Central to this approach is ensuring that adaptation efforts are inclusive and equitable. That means centring the voices of women, indigenous peoples, and marginalised communities to ensure the benefits reach those who are often left behind.

Ultimately, adaptation must be proactive and integrated, driven by reliable data and designed with, not for, local communities.

How can the international community ensure that climate finance truly serves the principles of equity and responsibility?

The question is about more money, as well as how the money flows, who it reaches, and who gets to shape the decisions.

We must centre the needs of the communities most affected by climate change—those who contributed the least to the problem. That includes Small Island Developing States, Least Developed Countries, and places like Bangladesh that are on the frontlines. Climate finance needs to be demand-driven, not designed in donor capitals. Too often, funding is built around what global institutions think is bankable or scalable, rather than what local communities actually need to build resilience.

We need to shift the balance toward grants and adaptation finance. Too much of the money still comes as loans, and a disproportionate amount still goes to mitigation in middle-income countries. That might be where the big emissions cuts are, but it's not where the most urgent human need is.

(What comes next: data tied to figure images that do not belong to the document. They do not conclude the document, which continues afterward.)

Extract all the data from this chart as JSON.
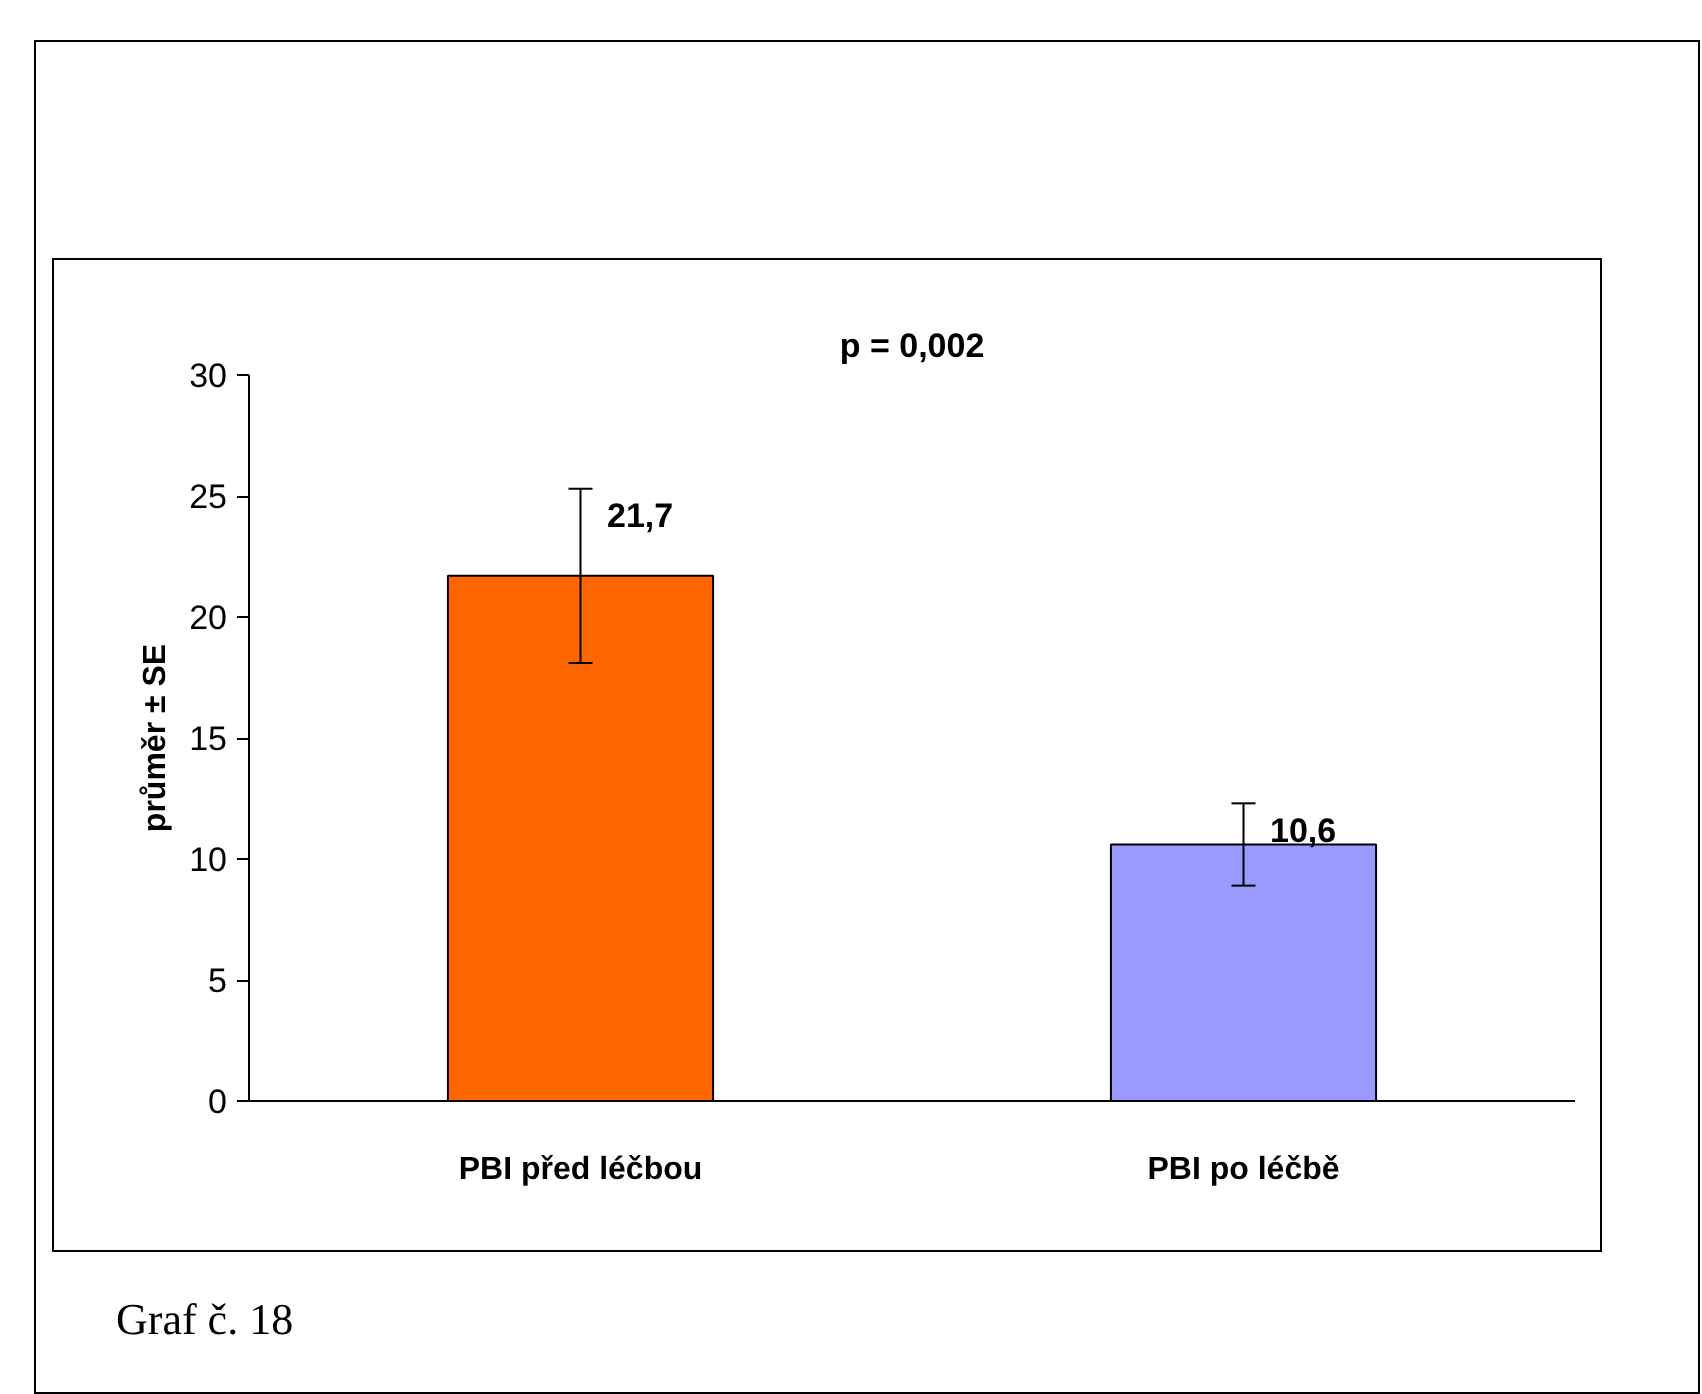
{
  "chart_data": {
    "type": "bar",
    "ylabel": "průměr ± SE",
    "categories": [
      "PBI před léčbou",
      "PBI po léčbě"
    ],
    "values": [
      21.7,
      10.6
    ],
    "colors": [
      "#ff6600",
      "#9999ff"
    ],
    "errors": [
      3.6,
      1.7
    ],
    "value_labels": [
      "21,7",
      "10,6"
    ],
    "ylim": [
      0,
      30
    ],
    "yticks": [
      0,
      5,
      10,
      15,
      20,
      25,
      30
    ],
    "grid": false,
    "legend": false,
    "annotations": [
      "p = 0,002",
      "Graf č. 18"
    ]
  }
}
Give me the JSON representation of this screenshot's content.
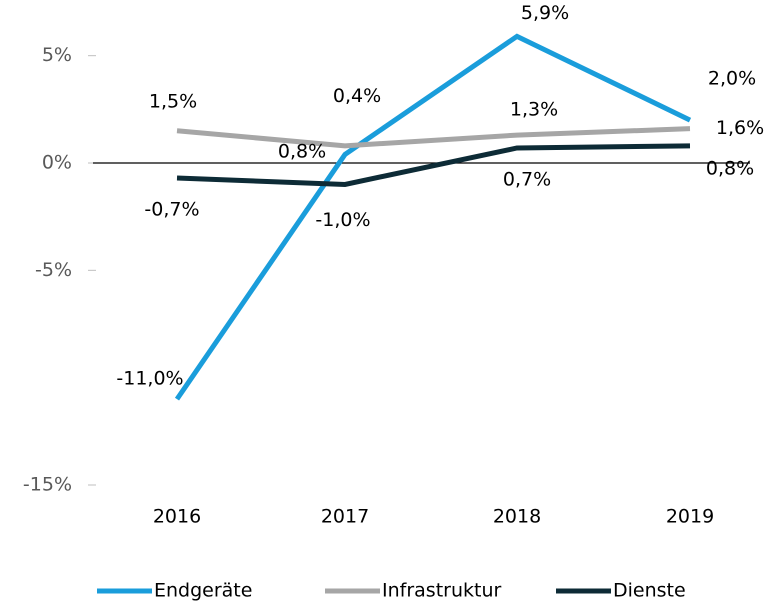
{
  "chart_data": {
    "type": "line",
    "categories": [
      "2016",
      "2017",
      "2018",
      "2019"
    ],
    "series": [
      {
        "name": "Endgeräte",
        "color": "#1a9ddb",
        "values": [
          -11.0,
          0.4,
          5.9,
          2.0
        ],
        "value_labels": [
          "-11,0%",
          "0,4%",
          "5,9%",
          "2,0%"
        ]
      },
      {
        "name": "Infrastruktur",
        "color": "#a6a6a6",
        "values": [
          1.5,
          0.8,
          1.3,
          1.6
        ],
        "value_labels": [
          "1,5%",
          "0,8%",
          "1,3%",
          "1,6%"
        ]
      },
      {
        "name": "Dienste",
        "color": "#0d2b36",
        "values": [
          -0.7,
          -1.0,
          0.7,
          0.8
        ],
        "value_labels": [
          "-0,7%",
          "-1,0%",
          "0,7%",
          "0,8%"
        ]
      }
    ],
    "ylim": [
      -15,
      7.5
    ],
    "yticks": [
      {
        "value": 5,
        "label": "5%"
      },
      {
        "value": 0,
        "label": "0%"
      },
      {
        "value": -5,
        "label": "-5%"
      },
      {
        "value": -15,
        "label": "-15%"
      }
    ],
    "legend": "bottom"
  }
}
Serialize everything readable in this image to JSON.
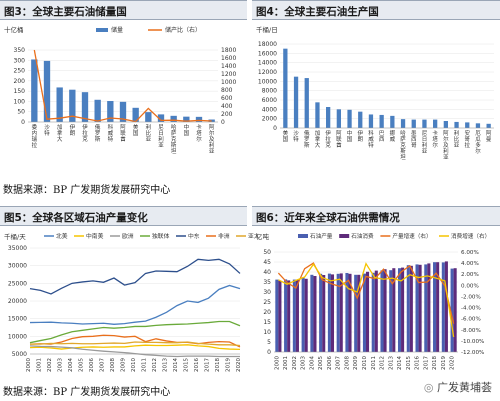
{
  "fig3": {
    "header": "图3：全球主要石油储量国",
    "unit": "十亿桶",
    "legend": [
      "储量",
      "储产比（右）"
    ],
    "chart_data": {
      "type": "bar",
      "title": "全球主要石油储量国",
      "categories": [
        "委内瑞拉",
        "沙特",
        "加拿大",
        "伊朗",
        "伊拉克",
        "俄罗斯",
        "科威特",
        "阿联酋",
        "美国",
        "利比亚",
        "尼日利亚",
        "哈萨克斯坦",
        "中国",
        "卡塔尔",
        "阿尔及利亚"
      ],
      "series": [
        {
          "name": "储量",
          "axis": "left",
          "values": [
            304,
            297,
            168,
            157,
            145,
            108,
            102,
            98,
            69,
            48,
            37,
            30,
            26,
            25,
            12
          ]
        },
        {
          "name": "储产比（右）",
          "axis": "right",
          "values": [
            1800,
            70,
            95,
            145,
            85,
            25,
            100,
            75,
            10,
            340,
            40,
            45,
            20,
            40,
            25
          ]
        }
      ],
      "ylim": [
        0,
        350
      ],
      "yticks": [
        0,
        50,
        100,
        150,
        200,
        250,
        300,
        350
      ],
      "y2lim": [
        0,
        1800
      ],
      "y2ticks": [
        0,
        200,
        400,
        600,
        800,
        1000,
        1200,
        1400,
        1600,
        1800
      ]
    }
  },
  "fig4": {
    "header": "图4：全球主要石油生产国",
    "unit": "千桶/日",
    "chart_data": {
      "type": "bar",
      "title": "全球主要石油生产国",
      "categories": [
        "美国",
        "沙特",
        "俄罗斯",
        "加拿大",
        "伊拉克",
        "阿联酋",
        "中国",
        "伊朗",
        "科威特",
        "巴西",
        "挪威",
        "哈萨克斯坦",
        "墨西哥",
        "尼日利亚",
        "卡塔尔",
        "阿尔及利亚",
        "利比亚",
        "安哥拉",
        "厄瓜多尔",
        "阿曼"
      ],
      "series": [
        {
          "name": "产量",
          "values": [
            17000,
            11000,
            10700,
            5500,
            4500,
            4000,
            3900,
            3500,
            2900,
            2800,
            2600,
            1900,
            1800,
            1800,
            1800,
            1500,
            1300,
            1200,
            1000,
            900
          ]
        }
      ],
      "ylim": [
        0,
        18000
      ],
      "yticks": [
        0,
        2000,
        4000,
        6000,
        8000,
        10000,
        12000,
        14000,
        16000,
        18000
      ]
    }
  },
  "fig5": {
    "header": "图5：全球各区域石油产量变化",
    "unit": "千桶/天",
    "chart_data": {
      "type": "line",
      "title": "全球各区域石油产量变化",
      "x": [
        "2000",
        "2001",
        "2002",
        "2003",
        "2004",
        "2005",
        "2006",
        "2007",
        "2008",
        "2009",
        "2010",
        "2011",
        "2012",
        "2013",
        "2014",
        "2015",
        "2016",
        "2017",
        "2018",
        "2019",
        "2020"
      ],
      "series": [
        {
          "name": "北美",
          "color": "#4a7fc0",
          "values": [
            13900,
            13950,
            14000,
            13800,
            13700,
            13500,
            13600,
            13700,
            13400,
            13600,
            14000,
            14300,
            15400,
            16800,
            18700,
            20000,
            19600,
            20800,
            23300,
            24400,
            23500
          ]
        },
        {
          "name": "中南美",
          "color": "#f5c400",
          "values": [
            6800,
            6900,
            6700,
            6400,
            6700,
            6900,
            7000,
            6900,
            7000,
            7000,
            7300,
            7500,
            7400,
            7400,
            7500,
            7600,
            7300,
            7100,
            6600,
            6400,
            6300
          ]
        },
        {
          "name": "欧洲",
          "color": "#9a9a9a",
          "values": [
            7300,
            7150,
            7100,
            6950,
            6750,
            6350,
            6050,
            5800,
            5600,
            5400,
            5100,
            4800,
            4600,
            4400,
            4300,
            4400,
            4400,
            4400,
            4300,
            4300,
            4300
          ]
        },
        {
          "name": "独联体",
          "color": "#6aaa3a",
          "values": [
            8200,
            8800,
            9400,
            10400,
            11300,
            11700,
            12100,
            12500,
            12300,
            12500,
            12800,
            12800,
            13100,
            13300,
            13400,
            13500,
            13700,
            13900,
            14200,
            14200,
            13000
          ]
        },
        {
          "name": "中东",
          "color": "#2d4f8c",
          "values": [
            23500,
            23000,
            22000,
            23600,
            25000,
            25400,
            25700,
            25300,
            26500,
            24500,
            25200,
            27800,
            28500,
            28400,
            28300,
            29800,
            31800,
            31500,
            31800,
            30500,
            27800
          ]
        },
        {
          "name": "非洲",
          "color": "#e96f1c",
          "values": [
            7800,
            7900,
            7800,
            8400,
            9400,
            9900,
            10000,
            10300,
            10200,
            9800,
            10000,
            8500,
            9300,
            8700,
            8300,
            8300,
            7900,
            8300,
            8500,
            8400,
            7000
          ]
        },
        {
          "name": "亚太",
          "color": "#e1a72c",
          "values": [
            7800,
            7800,
            8000,
            7900,
            8000,
            7900,
            7900,
            8000,
            8100,
            8000,
            8400,
            8300,
            8300,
            8200,
            8200,
            8400,
            8000,
            7800,
            7600,
            7600,
            7400
          ]
        }
      ],
      "ylim": [
        5000,
        35000
      ],
      "yticks": [
        5000,
        10000,
        15000,
        20000,
        25000,
        30000,
        35000
      ]
    }
  },
  "fig6": {
    "header": "图6：近年来全球石油供需情况",
    "unit": "亿吨",
    "chart_data": {
      "type": "bar",
      "title": "近年来全球石油供需情况",
      "x": [
        "2000",
        "2001",
        "2002",
        "2003",
        "2004",
        "2005",
        "2006",
        "2007",
        "2008",
        "2009",
        "2010",
        "2011",
        "2012",
        "2013",
        "2014",
        "2015",
        "2016",
        "2017",
        "2018",
        "2019",
        "2020"
      ],
      "series": [
        {
          "name": "石油产量",
          "type": "bar",
          "axis": "left",
          "color": "#4a5fb0",
          "values": [
            36.2,
            36.3,
            36.2,
            37.2,
            38.6,
            39.1,
            39.2,
            39.1,
            39.5,
            38.6,
            39.2,
            39.6,
            40.8,
            40.9,
            41.9,
            43.4,
            43.8,
            43.8,
            44.9,
            44.8,
            41.7
          ]
        },
        {
          "name": "石油消费",
          "type": "bar",
          "axis": "left",
          "color": "#5e2b7a",
          "values": [
            35.7,
            35.8,
            36.1,
            36.6,
            38.0,
            38.5,
            38.8,
            39.3,
            39.1,
            38.6,
            40.1,
            40.7,
            41.4,
            41.9,
            42.2,
            43.1,
            43.6,
            44.3,
            44.9,
            45.3,
            41.9
          ]
        },
        {
          "name": "产量增速（右）",
          "type": "line",
          "axis": "right",
          "color": "#e96f1c",
          "values": [
            2.2,
            0.5,
            -0.5,
            3.0,
            4.0,
            1.0,
            0.3,
            -0.2,
            0.9,
            -2.3,
            1.6,
            1.2,
            2.9,
            0.3,
            2.4,
            3.5,
            0.5,
            0.6,
            2.2,
            -0.1,
            -6.9
          ]
        },
        {
          "name": "消费增速（右）",
          "type": "line",
          "axis": "right",
          "color": "#f5c400",
          "values": [
            1.0,
            0.2,
            0.9,
            1.5,
            3.8,
            1.4,
            0.8,
            1.1,
            -0.6,
            -1.2,
            3.9,
            1.4,
            1.1,
            1.3,
            0.8,
            1.9,
            1.4,
            1.7,
            1.3,
            0.8,
            -9.3
          ]
        }
      ],
      "ylim": [
        0,
        50
      ],
      "yticks": [
        0,
        5,
        10,
        15,
        20,
        25,
        30,
        35,
        40,
        45,
        50
      ],
      "y2lim": [
        -12,
        6
      ],
      "y2ticks": [
        "6.00%",
        "4.00%",
        "2.00%",
        "0.00%",
        "-2.00%",
        "-4.00%",
        "-6.00%",
        "-8.00%",
        "-10.00%",
        "-12.00%"
      ]
    }
  },
  "source1": "数据来源：BP 广发期货发展研究中心",
  "source2": "数据来源：BP 广发期货发展研究中心",
  "watermark": "广发黄埔荟"
}
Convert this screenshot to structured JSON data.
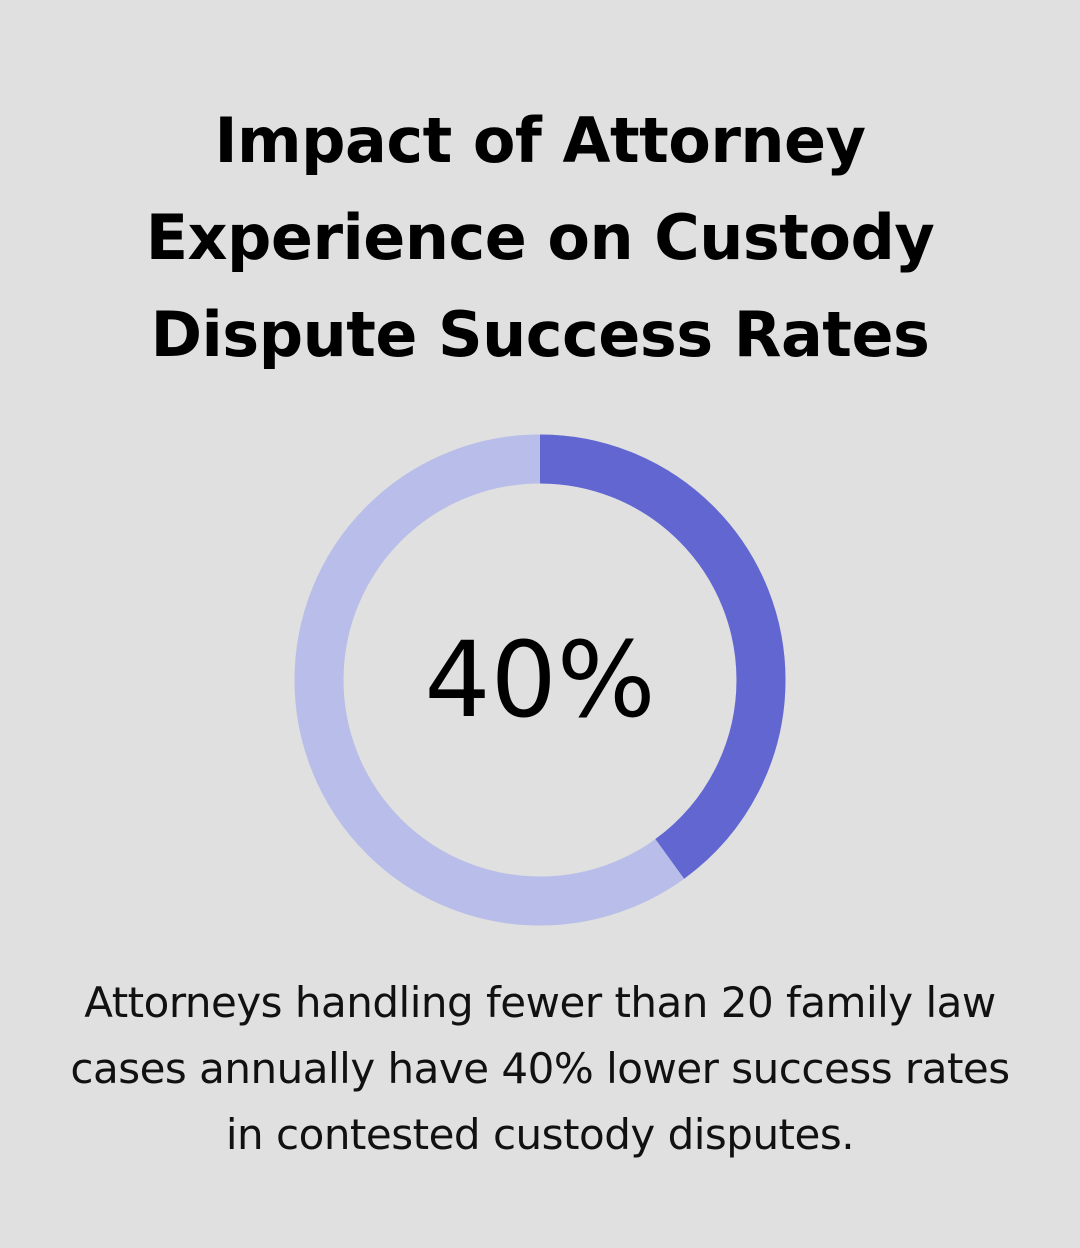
{
  "title_lines": [
    "Impact of Attorney",
    "Experience on Custody",
    "Dispute Success Rates"
  ],
  "chart_data": {
    "type": "pie",
    "variant": "donut",
    "title": "Impact of Attorney Experience on Custody Dispute Success Rates",
    "value": 40,
    "max": 100,
    "center_label": "40%",
    "slices": [
      {
        "name": "highlighted",
        "value": 40,
        "color": "#6266d0"
      },
      {
        "name": "remainder",
        "value": 60,
        "color": "#b9bde9"
      }
    ]
  },
  "caption_lines": [
    "Attorneys handling fewer than 20 family law",
    "cases annually have 40% lower success rates",
    "in contested custody disputes."
  ]
}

I have heard time and again from partners in the Global South: the systems for accessing climate finance are too slow, too bureaucratic, and too skewed in favour of big institutions. If we want to make finance more equitable, we have to reform access. That means streamlining processes, rethinking how we assess risk, and building the capacity of local actors.

And finally, accountability matters. We need transparency around where the money goes, who benefits, and whether it's reaching marginalised groups and advancing gender equity. That means involving communities in governance, building stronger local feedback loops, and holding both donors and recipients to shared goals.